The BJP, however, argues that the past five years have brought a clutch of initiatives to mitigate the crisis. They point to the laying of a foundation stone of the “Artificial Limbs Manufacturing Corporation of India” campus across seven acres in Tikamgarh; a Vande Bharat train from Delhi to Khajuraho flagged off on March 2024, the Tikamgarh medical college where the foundation stone was laid in September 2023, and the construction of roads and bridges across the district.
“In the next decade, Tikamgarh will emerge as an affluent district. The Ken-Betwa Link project will end the crisis of water, and several irrigation projects will change the face of agriculture in Bundelkhand. The Congress-led state and central governments did nothing for 60 years and they are now showing false concern. Voters are wise and they can see that change may be slow, but it is continuous,” Khatik said.

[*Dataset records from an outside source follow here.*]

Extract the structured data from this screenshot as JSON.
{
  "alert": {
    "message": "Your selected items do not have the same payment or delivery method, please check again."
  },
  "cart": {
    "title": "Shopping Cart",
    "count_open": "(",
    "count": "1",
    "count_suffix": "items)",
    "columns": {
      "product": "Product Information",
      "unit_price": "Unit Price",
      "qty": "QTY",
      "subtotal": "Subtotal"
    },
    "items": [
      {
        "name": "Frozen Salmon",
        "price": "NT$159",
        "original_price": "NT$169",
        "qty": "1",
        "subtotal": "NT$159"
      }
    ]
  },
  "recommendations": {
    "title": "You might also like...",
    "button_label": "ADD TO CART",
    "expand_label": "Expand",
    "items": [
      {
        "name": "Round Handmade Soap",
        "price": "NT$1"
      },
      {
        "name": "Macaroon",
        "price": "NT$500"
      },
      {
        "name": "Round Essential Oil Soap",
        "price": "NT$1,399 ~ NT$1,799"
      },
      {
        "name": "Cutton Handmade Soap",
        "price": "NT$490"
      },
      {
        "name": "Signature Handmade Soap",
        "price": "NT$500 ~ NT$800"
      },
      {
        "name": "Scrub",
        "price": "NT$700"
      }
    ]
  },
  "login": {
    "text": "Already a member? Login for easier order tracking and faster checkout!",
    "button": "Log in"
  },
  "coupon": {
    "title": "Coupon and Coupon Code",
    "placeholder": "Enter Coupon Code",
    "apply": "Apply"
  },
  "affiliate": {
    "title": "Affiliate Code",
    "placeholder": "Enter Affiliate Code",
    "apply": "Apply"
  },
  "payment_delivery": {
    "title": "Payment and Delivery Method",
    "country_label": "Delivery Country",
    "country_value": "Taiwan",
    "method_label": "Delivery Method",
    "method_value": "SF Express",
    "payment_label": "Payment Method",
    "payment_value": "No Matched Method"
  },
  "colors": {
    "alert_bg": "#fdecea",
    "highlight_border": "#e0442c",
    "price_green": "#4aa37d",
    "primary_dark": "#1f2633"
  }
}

But for villages in Tikamgarh, these promises mean little, and the social compact between politics and change appears to stand broken. Election season does serve a purpose though – a free ride home, funded by political parties soliciting their support. Thirty-two-year-old Santosh Ahirwar, who works in Noida, is already yearning for Dikoli village, and the embrace of the family he left behind. “When the elections come around, political parties call us, and bring us home by sending buses, or four wheelers, or simply paying for our tickets. Nothing will ever come of their promises, but at least it gives us a chance to come home. Think of it like a festival, a time when everyone is home,” Santosh said.
More than 620km away, Dikoli is preparing too. If nothing else, for its solitude to be broken -- like it is, every elections cycle.
This is the fifth in a series of election reports from the field that look at national and local issues through an electoral lens.